A Dutch court ruled that Royal Dutch Shell must reduce its emissions by 45% by 2030 compared to 2019 levels, according to CNN.
The case was brought against Shell by Friends of the Earth Netherlands, a climate advocacy group that has waged similar lawsuits in the past to accelerate global climate action. While Shell plans to appeal the decision, the ruling requires the company to transform its business model worldwide, cutting emissions both for its own operations and the products it sells. In other words, the company will be forced to reduce its production and sale of fossil fuels.

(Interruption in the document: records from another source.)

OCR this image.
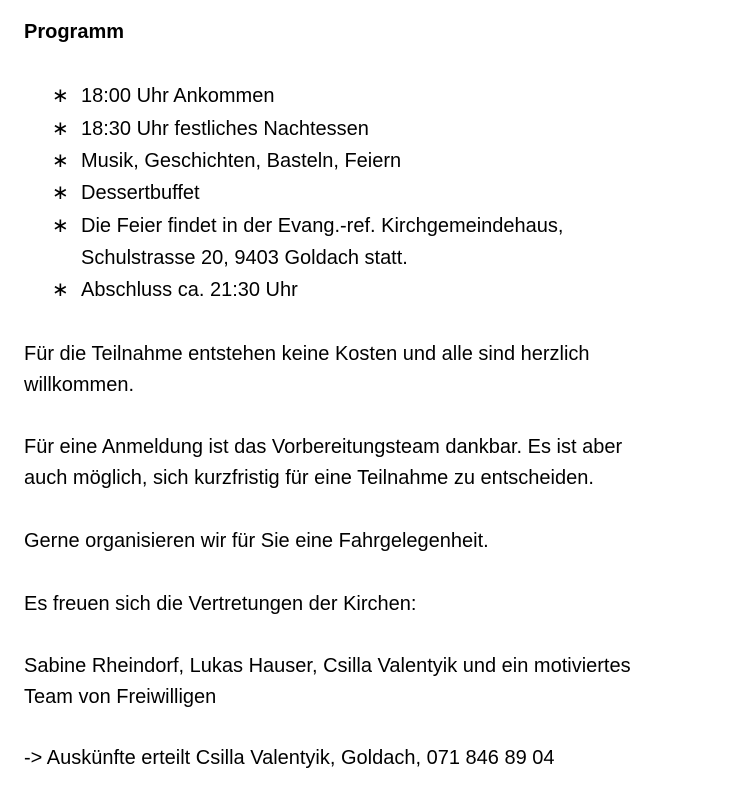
Programm
∗ 18:00 Uhr Ankommen
∗ 18:30 Uhr festliches Nachtessen
∗ Musik, Geschichten, Basteln, Feiern
∗ Dessertbuffet
∗ Die Feier findet in der Evang.-ref. Kirchgemeindehaus,
Schulstrasse 20, 9403 Goldach statt.
∗ Abschluss ca. 21:30 Uhr
Für die Teilnahme entstehen keine Kosten und alle sind herzlich
willkommen.
Für eine Anmeldung ist das Vorbereitungsteam dankbar. Es ist aber
auch möglich, sich kurzfristig für eine Teilnahme zu entscheiden.
Gerne organisieren wir für Sie eine Fahrgelegenheit.
Es freuen sich die Vertretungen der Kirchen:
Sabine Rheindorf, Lukas Hauser, Csilla Valentyik und ein motiviertes
Team von Freiwilligen
-> Auskünfte erteilt Csilla Valentyik, Goldach, 071 846 89 04
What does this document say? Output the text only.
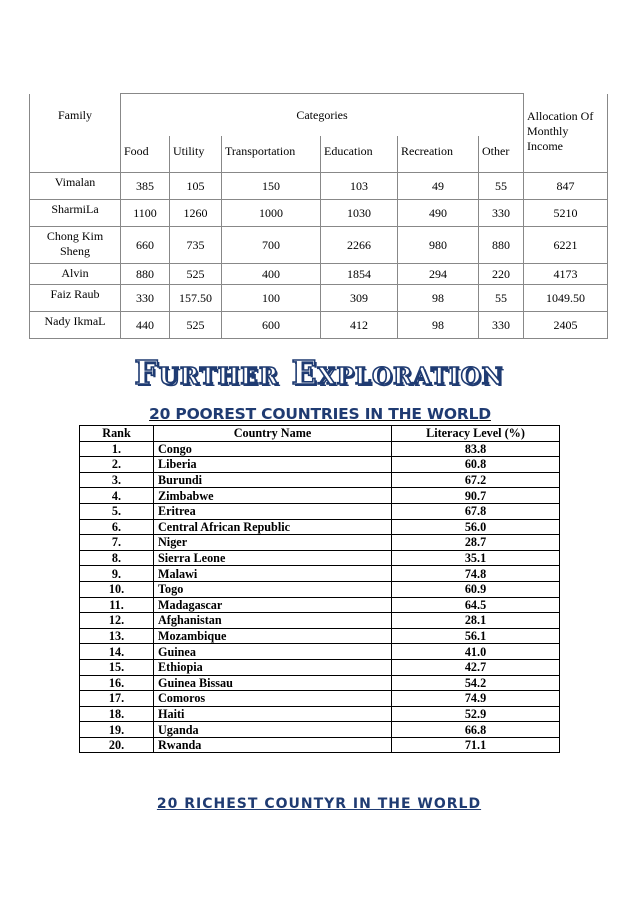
Family	Categories						Allocation Of Monthly Income
	Food	Utility	Transportation	Education	Recreation	Other	
Vimalan	385	105	150	103	49	55	847
SharmiLa	1100	1260	1000	1030	490	330	5210
Chong Kim Sheng	660	735	700	2266	980	880	6221
Alvin	880	525	400	1854	294	220	4173
Faiz Raub	330	157.50	100	309	98	55	1049.50
Nady IkmaL	440	525	600	412	98	330	2405
Further Exploration
20 POOREST COUNTRIES IN THE WORLD
Rank	Country Name	Literacy Level (%)
1.	Congo	83.8
2.	Liberia	60.8
3.	Burundi	67.2
4.	Zimbabwe	90.7
5.	Eritrea	67.8
6.	Central African Republic	56.0
7.	Niger	28.7
8.	Sierra Leone	35.1
9.	Malawi	74.8
10.	Togo	60.9
11.	Madagascar	64.5
12.	Afghanistan	28.1
13.	Mozambique	56.1
14.	Guinea	41.0
15.	Ethiopia	42.7
16.	Guinea Bissau	54.2
17.	Comoros	74.9
18.	Haiti	52.9
19.	Uganda	66.8
20.	Rwanda	71.1
20 RICHEST COUNTYR IN THE WORLD
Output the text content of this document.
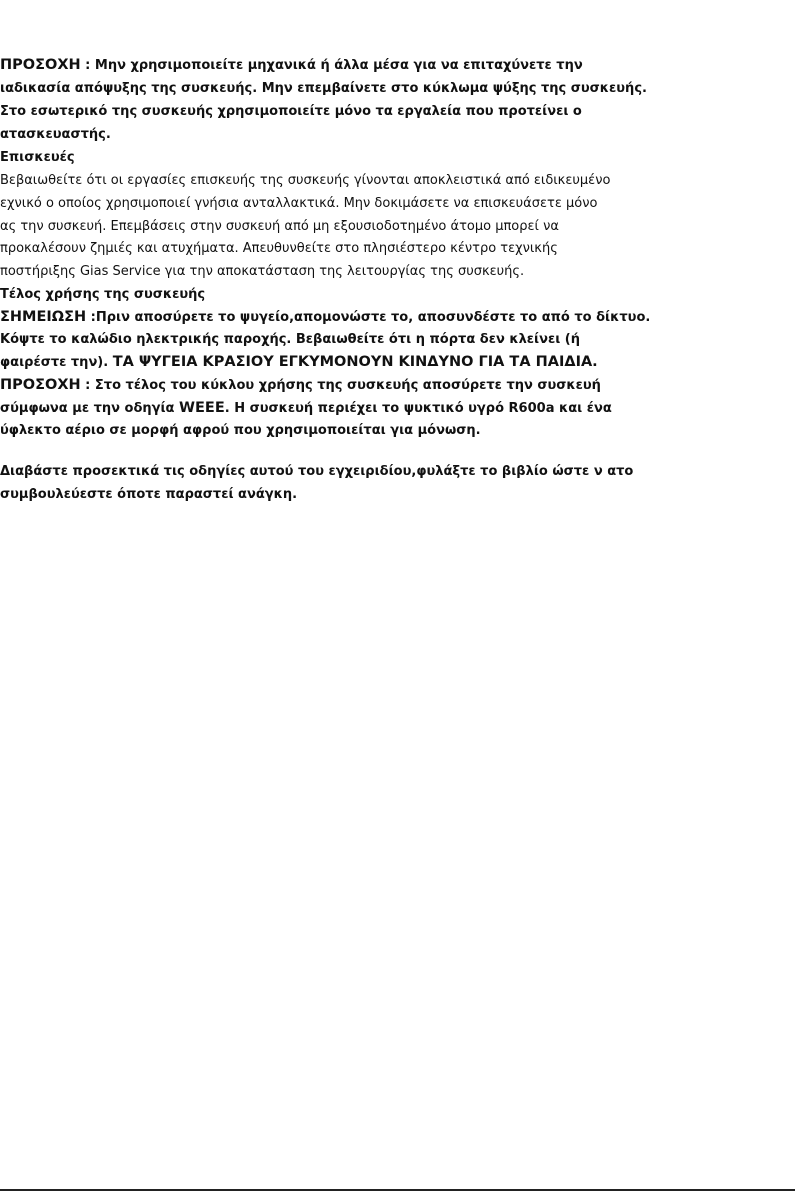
ΠΡΟΣΟΧΗ : Μην χρησιμοποιείτε μηχανικά ή άλλα μέσα για να επιταχύνετε την
ιαδικασία απόψυξης της συσκευής. Μην επεμβαίνετε στο κύκλωμα ψύξης της συσκευής.
Στο εσωτερικό της συσκευής χρησιμοποιείτε μόνο τα εργαλεία που προτείνει ο
ατασκευαστής.
Επισκευές
Βεβαιωθείτε ότι οι εργασίες επισκευής της συσκευής γίνονται αποκλειστικά από ειδικευμένο
εχνικό ο οποίος χρησιμοποιεί γνήσια ανταλλακτικά. Μην δοκιμάσετε να επισκευάσετε μόνο
ας την συσκευή. Επεμβάσεις στην συσκευή από μη εξουσιοδοτημένο άτομο μπορεί να
προκαλέσουν ζημιές και ατυχήματα. Απευθυνθείτε στο πλησιέστερο κέντρο τεχνικής
ποστήριξης Gias Service για την αποκατάσταση της λειτουργίας της συσκευής.
Τέλος χρήσης της συσκευής
ΣΗΜΕΙΩΣΗ :Πριν αποσύρετε το ψυγείο,απομονώστε το, αποσυνδέστε το από το δίκτυο.
Κόψτε το καλώδιο ηλεκτρικής παροχής. Βεβαιωθείτε ότι η πόρτα δεν κλείνει (ή
φαιρέστε την). ΤΑ ΨΥΓΕΙΑ ΚΡΑΣΙΟΥ ΕΓΚΥΜΟΝΟΥΝ ΚΙΝΔΥΝΟ ΓΙΑ ΤΑ ΠΑΙΔΙΑ.
ΠΡΟΣΟΧΗ : Στο τέλος του κύκλου χρήσης της συσκευής αποσύρετε την συσκευή
σύμφωνα με την οδηγία WEEE. Η συσκευή περιέχει το ψυκτικό υγρό R600a και ένα
ύφλεκτο αέριο σε μορφή αφρού που χρησιμοποιείται για μόνωση.
Διαβάστε προσεκτικά τις οδηγίες αυτού του εγχειριδίου,φυλάξτε το βιβλίο ώστε ν ατο
συμβουλεύεστε όποτε παραστεί ανάγκη.
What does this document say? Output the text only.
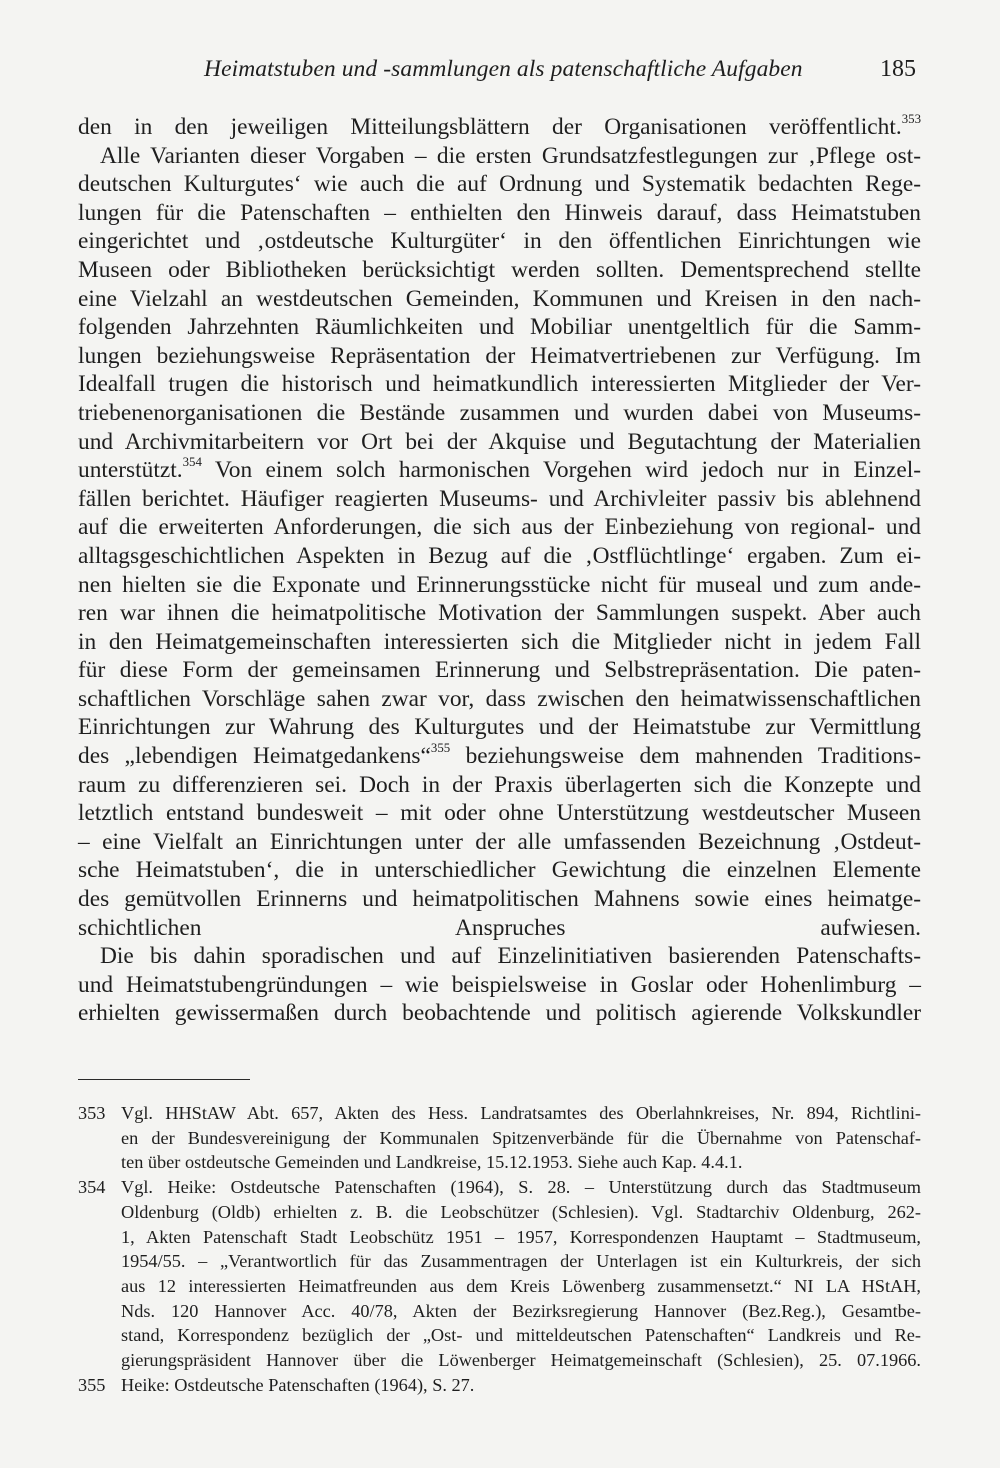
Heimatstuben und -sammlungen als patenschaftliche Aufgaben	185
den in den jeweiligen Mitteilungsblättern der Organisationen veröffentlicht.$^{353}$
Alle Varianten dieser Vorgaben – die ersten Grundsatzfestlegungen zur ‚Pflege ost-
deutschen Kulturgutes‘ wie auch die auf Ordnung und Systematik bedachten Rege-
lungen für die Patenschaften – enthielten den Hinweis darauf, dass Heimatstuben
eingerichtet und ‚ostdeutsche Kulturgüter‘ in den öffentlichen Einrichtungen wie
Museen oder Bibliotheken berücksichtigt werden sollten. Dementsprechend stellte
eine Vielzahl an westdeutschen Gemeinden, Kommunen und Kreisen in den nach-
folgenden Jahrzehnten Räumlichkeiten und Mobiliar unentgeltlich für die Samm-
lungen beziehungsweise Repräsentation der Heimatvertriebenen zur Verfügung. Im
Idealfall trugen die historisch und heimatkundlich interessierten Mitglieder der Ver-
triebenenorganisationen die Bestände zusammen und wurden dabei von Museums-
und Archivmitarbeitern vor Ort bei der Akquise und Begutachtung der Materialien
unterstützt.$^{354}$ Von einem solch harmonischen Vorgehen wird jedoch nur in Einzel-
fällen berichtet. Häufiger reagierten Museums- und Archivleiter passiv bis ablehnend
auf die erweiterten Anforderungen, die sich aus der Einbeziehung von regional- und
alltagsgeschichtlichen Aspekten in Bezug auf die ‚Ostflüchtlinge‘ ergaben. Zum ei-
nen hielten sie die Exponate und Erinnerungsstücke nicht für museal und zum ande-
ren war ihnen die heimatpolitische Motivation der Sammlungen suspekt. Aber auch
in den Heimatgemeinschaften interessierten sich die Mitglieder nicht in jedem Fall
für diese Form der gemeinsamen Erinnerung und Selbstrepräsentation. Die paten-
schaftlichen Vorschläge sahen zwar vor, dass zwischen den heimatwissenschaftlichen
Einrichtungen zur Wahrung des Kulturgutes und der Heimatstube zur Vermittlung
des „lebendigen Heimatgedankens“$^{355}$ beziehungsweise dem mahnenden Traditions-
raum zu differenzieren sei. Doch in der Praxis überlagerten sich die Konzepte und
letztlich entstand bundesweit – mit oder ohne Unterstützung westdeutscher Museen
– eine Vielfalt an Einrichtungen unter der alle umfassenden Bezeichnung ‚Ostdeut-
sche Heimatstuben‘, die in unterschiedlicher Gewichtung die einzelnen Elemente
des gemütvollen Erinnerns und heimatpolitischen Mahnens sowie eines heimatge-
schichtlichen Anspruches aufwiesen.
Die bis dahin sporadischen und auf Einzelinitiativen basierenden Patenschafts-
und Heimatstubengründungen – wie beispielsweise in Goslar oder Hohenlimburg –
erhielten gewissermaßen durch beobachtende und politisch agierende Volkskundler
353 Vgl. HHStAW Abt. 657, Akten des Hess. Landratsamtes des Oberlahnkreises, Nr. 894, Richtlini-
en der Bundesvereinigung der Kommunalen Spitzenverbände für die Übernahme von Patenschaf-
ten über ostdeutsche Gemeinden und Landkreise, 15.12.1953. Siehe auch Kap. 4.4.1.
354 Vgl. Heike: Ostdeutsche Patenschaften (1964), S. 28. – Unterstützung durch das Stadtmuseum
Oldenburg (Oldb) erhielten z. B. die Leobschützer (Schlesien). Vgl. Stadtarchiv Oldenburg, 262-
1, Akten Patenschaft Stadt Leobschütz 1951 – 1957, Korrespondenzen Hauptamt – Stadtmuseum,
1954/55. – „Verantwortlich für das Zusammentragen der Unterlagen ist ein Kulturkreis, der sich
aus 12 interessierten Heimatfreunden aus dem Kreis Löwenberg zusammensetzt.“ NI LA HStAH,
Nds. 120 Hannover Acc. 40/78, Akten der Bezirksregierung Hannover (Bez.Reg.), Gesamtbe-
stand, Korrespondenz bezüglich der „Ost- und mitteldeutschen Patenschaften“ Landkreis und Re-
gierungspräsident Hannover über die Löwenberger Heimatgemeinschaft (Schlesien), 25. 07.1966.
355 Heike: Ostdeutsche Patenschaften (1964), S. 27.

“The court understands that the consequences could be big for Shell,” Jeannette Honée, a spokeswoman for the court, said in a video. “But the court believes that the consequences of severe climate change are more important than Shell’s interests.
“Severe climate change has consequences for human rights, including the right to life,” she added. “And the court thinks that companies, among them Shell, have to respect those human rights.”
Shell Oil is one of the companies most responsible for the world’s carbon emissions, according to data released by the US-based Climate Accountability Institute, because of how it has flooded global markets with fossil fuels that warm the atmosphere when burned for energy. The oil industry was also found to have misled and confused the public for decades about the science of climate change and lobbied lawmakers to spike climate legislation. In recent years, major oil companies have sought to greenwash the climate movement by shifting blame of the climate crisis onto individuals.
Far from heeding the warnings of climate scientists and advocates who say that the majority of remaining fossil fuels must remain in the ground, oil companies have expanded their fossil fuel operations and plan to drill indefinitely.
The International Energy Agency recently announced that no new fossil fuel deposits can be explored if the world is to achieve the Paris climate agreement’s goal of keeping temperatures from rising more than 1.5 degrees Celsius compared to pre-industrial levels. If temperatures rise above this threshold, then droughts, floods, extreme storms, heat waves, and more will get exponentially worse, endangering the lives of people worldwide.
Friends of the Earth argued in court that Shell was jeopardizing global human rights by maintaining business as usual. For the first time, a court agreed.
"This is a monumental victory for our planet, for our children and a big leap towards a livable future for everyone,” Donald Pols, director of Friends of the Earth Netherlands, said in a statement. “The judge has left no room for doubt: Shell is causing dangerous climate change and must stop its destructive behavior now."